Su nalgatorio se removía a mil por hora y mi verga entraba y salía rápidamente de aquel ardoroso túnel, que me lo apretaba con tremendas ansias, queriendo conservarlo dentro el mayor tiempo posible, pero también sintiendo la necesidad del frote placentero que recibían sus paredes.
Ella me acicateaba con frases lujuriosas, que me hacían aumentar mis movimientos, tratando de producirle el más intenso placer.

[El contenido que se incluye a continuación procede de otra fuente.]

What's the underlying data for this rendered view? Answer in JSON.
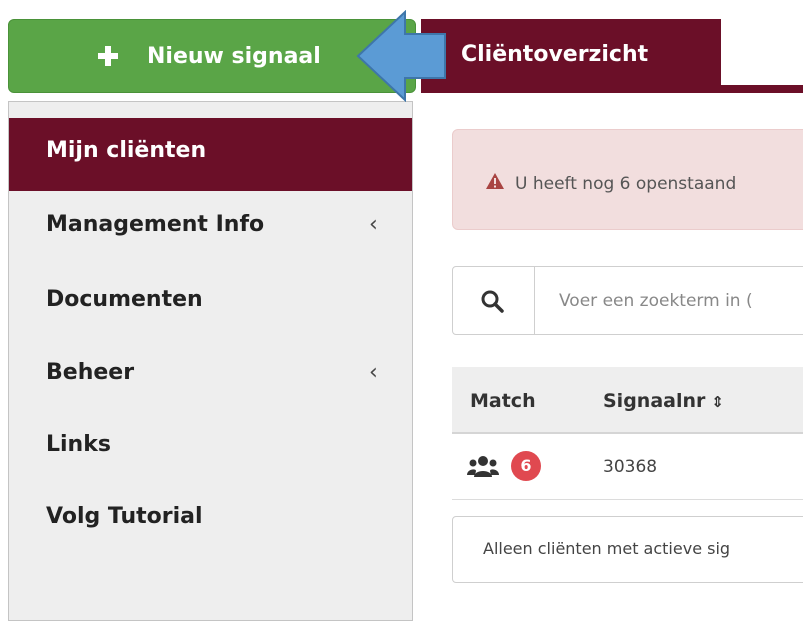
{
  "new_signal_button": {
    "label": "Nieuw signaal",
    "icon": "plus-icon"
  },
  "sidebar": {
    "items": [
      {
        "label": "Mijn cliënten",
        "active": true,
        "has_chevron": false
      },
      {
        "label": "Management Info",
        "active": false,
        "has_chevron": true,
        "chevron": "‹"
      },
      {
        "label": "Documenten",
        "active": false,
        "has_chevron": false
      },
      {
        "label": "Beheer",
        "active": false,
        "has_chevron": true,
        "chevron": "‹"
      },
      {
        "label": "Links",
        "active": false,
        "has_chevron": false
      },
      {
        "label": "Volg Tutorial",
        "active": false,
        "has_chevron": false
      }
    ]
  },
  "tabs": [
    {
      "label": "Cliëntoverzicht",
      "active": true
    }
  ],
  "alert": {
    "icon": "warning-icon",
    "text": "U heeft nog 6 openstaand"
  },
  "search": {
    "icon": "search-icon",
    "placeholder": "Voer een zoekterm in ("
  },
  "table": {
    "headers": {
      "match": "Match",
      "signaalnr": "Signaalnr",
      "sort_glyph": "⇕"
    },
    "rows": [
      {
        "match_icon": "users-icon",
        "match_count": "6",
        "signaalnr": "30368"
      }
    ]
  },
  "filter": {
    "label": "Alleen cliënten met actieve sig"
  },
  "colors": {
    "brand": "#6b0f28",
    "button_green": "#5aa547",
    "alert_bg": "#f2dede",
    "badge_red": "#e04950",
    "arrow_blue": "#5b9bd5"
  }
}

-¡Anda, sigue, mi amor! ¡Sígueme enterrando tu deliciosa verga en mi culo! ¡Ay! ¡Siento que me muero de placer! ¡Qué rico! ¡Qué delicia siento! ¡Entiérramela hasta el fondo, que quiero que me destroces por dentro!
Al verla tan excitada, el sadismo hizo presa de mí, y tirando de sus cabellos con una mano, como si estuviera montando una potra, con mi mano derecha le propiné en las nalgas varios manotazos, que hicieron enrojecer aquellas redondeces de carne, en cuyo interior mi pene se removía en aquella jodienda maravillosa, que venía a inundarnos de dicha a los dos.
Después de solazarme azotándole las nalgas, llevé mis manos a sus tetas y se las apreté fuertemente, pellizcándole los erguidos pezones, que se excitaron más con estos manoseos.
Mi mano derecha dejó una de sus tetas y fue a buscar el húmedo refugio de su vagina, donde introduje tres dedos que se dieron gusto jugueteando en ella.
Inclinándome sobre su espalda, le mordía la nuca, las orejas, y en la espalda incrustaba mis dientes, haciéndole daño verdaderamente, a juzgar por las huellas de mis mordiscos, que quedaban marcados en su piel.
Los dos estábamos tremendamente excitados, y gozábamos con toda la extensión del placer que podíamos darnos. Para nosotros no existía el dolor ni el cansancio, sólo el ansia de entregarnos completamente el mayor placer posible, sin ponernos a pensar a costa de qué lo lograríamos. Éramos dos amantes que gozaban profundamente su entrega, y se daban todo lo que se podían dar, tratando de que la otra parte gozara igual, o más intensamente.
Eran tantas las ganas que poníamos a nuestra jodienda, tanto nuestro apasionamiento, que era cada vez más difícil contener nuestros orgasmos, pues la naturaleza exigía el tributo a cambio de los placeres recibidos, y no pudiendo aguantar un instante más, ella se vino primero en un espasmo tremendo, que le hizo acelerar sus movimientos, mientras yo hurgaba su vagina y acariciaba el enhiesto clítoris, para después desahogarse en varios intensos orgasmos.
Yo, ensartado todavía en su culo, dejé escapar los chorros de esperma, que vinieron a refrescar aquel conducto tan maltratado, rebosando la leche por su ano, imposibilitado para contener aquel torrente que resbalaba hasta su vagina.
Sacándole la verga del culo, cosa a la que ella se oponía, porque quería seguir sintiéndola adentro, seguí derramando mi leche sobre sus nalgas y su espalda, aplicándola con mis manos, como si fuera crema para la piel, dedicándome después a besar aquellas nalguitas hermosas, en agradecimiento al tremendo placer que me habían proporcionado.
Nuevamente el cansancio volvió a rendirnos, por lo que tuvimos que abandonarnos en brazos de morfeo, hasta conseguir el descanso que pedían a gritos nuestros cuerpos, a merced de tan intensas actividades sexuales.
Puse mi brazo alrededor de su cuello, y atrayéndola tiernamente hacia mí, besé su frente y dejé que, recostada sobre mi pecho, se entregara al sueño, mientras yo, incapaz de dejar quietas mis manos, introduje la derecha en su vagina, y así me quedé dormido, jugueteando aquel coñito peludo.